# I Must Be A Neanderthal



## stixman (Jul 22, 2013)

Laugh if you like, but I just got a facebook page for Kentucky Walking Cane setup.

I know what you are thinking, old news!


----------



## Rad (Feb 19, 2013)

Naw -- I refuse to get one!


----------



## gdenby (Apr 27, 2013)

Took a look at the page. Really like your Ky Walking Stick medallion. Very classy.

Here's an odd thing. I did my first programming in Fortran in 68. A very good friend built his first computer in late 81, just before the c64 came out. Had saved enough $$$ to buy my own home comp. in late 87. Had my 1st internet connection via 1200 baud modem the next year.
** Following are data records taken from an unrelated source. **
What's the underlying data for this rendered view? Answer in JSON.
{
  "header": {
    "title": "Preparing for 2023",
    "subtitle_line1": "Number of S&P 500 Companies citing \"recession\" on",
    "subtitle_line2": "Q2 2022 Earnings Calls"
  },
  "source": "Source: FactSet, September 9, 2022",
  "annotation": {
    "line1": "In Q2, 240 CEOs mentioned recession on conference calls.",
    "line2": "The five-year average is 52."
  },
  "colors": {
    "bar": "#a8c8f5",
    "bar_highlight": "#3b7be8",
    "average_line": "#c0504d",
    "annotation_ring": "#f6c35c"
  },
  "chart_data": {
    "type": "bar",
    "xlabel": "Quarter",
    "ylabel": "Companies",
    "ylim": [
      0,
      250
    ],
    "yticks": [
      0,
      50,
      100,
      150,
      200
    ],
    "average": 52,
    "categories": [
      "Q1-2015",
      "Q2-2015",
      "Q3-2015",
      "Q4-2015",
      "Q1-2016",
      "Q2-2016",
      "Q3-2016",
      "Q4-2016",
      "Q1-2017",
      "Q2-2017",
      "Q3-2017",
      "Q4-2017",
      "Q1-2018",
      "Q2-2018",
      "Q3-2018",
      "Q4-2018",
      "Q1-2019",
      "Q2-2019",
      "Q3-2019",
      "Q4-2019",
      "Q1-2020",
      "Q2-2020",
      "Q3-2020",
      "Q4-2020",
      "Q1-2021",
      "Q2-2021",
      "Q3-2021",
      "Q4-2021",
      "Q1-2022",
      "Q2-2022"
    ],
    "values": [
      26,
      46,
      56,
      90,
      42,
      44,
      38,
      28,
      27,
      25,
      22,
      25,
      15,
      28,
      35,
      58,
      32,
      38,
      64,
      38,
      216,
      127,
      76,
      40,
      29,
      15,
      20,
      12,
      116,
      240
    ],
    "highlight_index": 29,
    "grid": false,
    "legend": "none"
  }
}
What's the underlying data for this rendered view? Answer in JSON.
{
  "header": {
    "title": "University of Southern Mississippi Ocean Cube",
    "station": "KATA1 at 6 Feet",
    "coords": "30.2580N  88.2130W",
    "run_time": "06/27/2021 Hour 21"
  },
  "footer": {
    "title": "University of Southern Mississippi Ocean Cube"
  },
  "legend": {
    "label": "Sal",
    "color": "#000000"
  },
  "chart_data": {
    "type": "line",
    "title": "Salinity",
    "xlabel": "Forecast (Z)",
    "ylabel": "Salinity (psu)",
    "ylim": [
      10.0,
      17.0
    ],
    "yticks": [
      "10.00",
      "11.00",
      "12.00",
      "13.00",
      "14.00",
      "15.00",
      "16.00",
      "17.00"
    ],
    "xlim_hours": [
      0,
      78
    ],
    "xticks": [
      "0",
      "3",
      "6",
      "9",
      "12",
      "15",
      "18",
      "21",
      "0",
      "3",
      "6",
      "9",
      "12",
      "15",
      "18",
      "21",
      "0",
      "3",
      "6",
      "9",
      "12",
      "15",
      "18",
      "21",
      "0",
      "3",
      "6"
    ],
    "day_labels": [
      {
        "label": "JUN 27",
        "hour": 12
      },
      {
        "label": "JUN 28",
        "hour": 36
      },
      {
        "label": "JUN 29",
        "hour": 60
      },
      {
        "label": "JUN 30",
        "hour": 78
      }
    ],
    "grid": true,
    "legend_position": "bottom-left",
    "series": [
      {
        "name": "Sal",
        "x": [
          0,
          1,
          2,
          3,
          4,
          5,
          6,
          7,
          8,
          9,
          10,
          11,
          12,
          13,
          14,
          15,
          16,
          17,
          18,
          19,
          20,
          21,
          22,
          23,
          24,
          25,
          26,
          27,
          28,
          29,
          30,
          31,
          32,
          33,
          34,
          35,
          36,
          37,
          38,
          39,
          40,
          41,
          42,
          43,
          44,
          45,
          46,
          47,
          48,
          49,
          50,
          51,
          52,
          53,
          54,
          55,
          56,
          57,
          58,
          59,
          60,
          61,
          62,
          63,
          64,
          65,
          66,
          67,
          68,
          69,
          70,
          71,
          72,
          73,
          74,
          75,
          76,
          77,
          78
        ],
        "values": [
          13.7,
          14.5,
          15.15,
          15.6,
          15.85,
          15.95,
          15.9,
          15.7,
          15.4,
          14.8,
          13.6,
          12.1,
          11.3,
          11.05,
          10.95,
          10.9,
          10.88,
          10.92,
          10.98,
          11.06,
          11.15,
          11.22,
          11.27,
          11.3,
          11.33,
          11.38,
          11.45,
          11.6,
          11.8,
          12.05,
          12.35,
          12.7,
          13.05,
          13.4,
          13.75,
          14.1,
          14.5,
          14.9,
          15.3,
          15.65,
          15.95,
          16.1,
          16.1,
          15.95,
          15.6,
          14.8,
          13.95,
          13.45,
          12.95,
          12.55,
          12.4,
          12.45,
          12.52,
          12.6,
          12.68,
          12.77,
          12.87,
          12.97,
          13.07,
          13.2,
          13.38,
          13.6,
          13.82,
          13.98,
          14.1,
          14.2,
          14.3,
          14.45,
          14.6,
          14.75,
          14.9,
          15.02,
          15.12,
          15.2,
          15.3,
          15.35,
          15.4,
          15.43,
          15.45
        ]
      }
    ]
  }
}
Worked on a NEXT. Spent many hundreds of hours writing database code over the next decade. Spent thousands of hours making 3-d objects one vertex after another.

Now, I'm more interested in the tech that builds the Neanderthal's stick. My kids are pissed that dad and mom don't facebook.


----------



## cobalt (Nov 14, 2013)

Not so odd i started out as food technolgist setting up production lines developing new products, but just got a mobile phone not to sure i like them .

Even my 4 year old gandaughter shows me how to play games on her ipad.

only do it for her

me i am more interested in old fashioned carving , making hiking poles and medievil sculpture

So what does it say about us?

I dont understand this keyboard i am typing on , yet i can still give you a breakdown of ingredients of flour and other naterial ingerients. I understand negative space and expireanced in setting up production lines yet i swear these keys move and not at all interested in the latest ipad/phoneor computers.

Today i am what i like to be and since reterment i havnt time to do anything i dont want to.its Bliss


----------



## cobalt (Nov 14, 2013)

I also think your better looking on this site than facebbok lol


----------



## cobalt (Nov 14, 2013)

Hope facebook works out for you more publiciy always helps its a competertive market


----------



## stixman (Jul 22, 2013)

Working on the facebook page had been kinda fun. I've learned a lot and don't feel quite so dumb now, when I hear the kids talking about something on facebook.


----------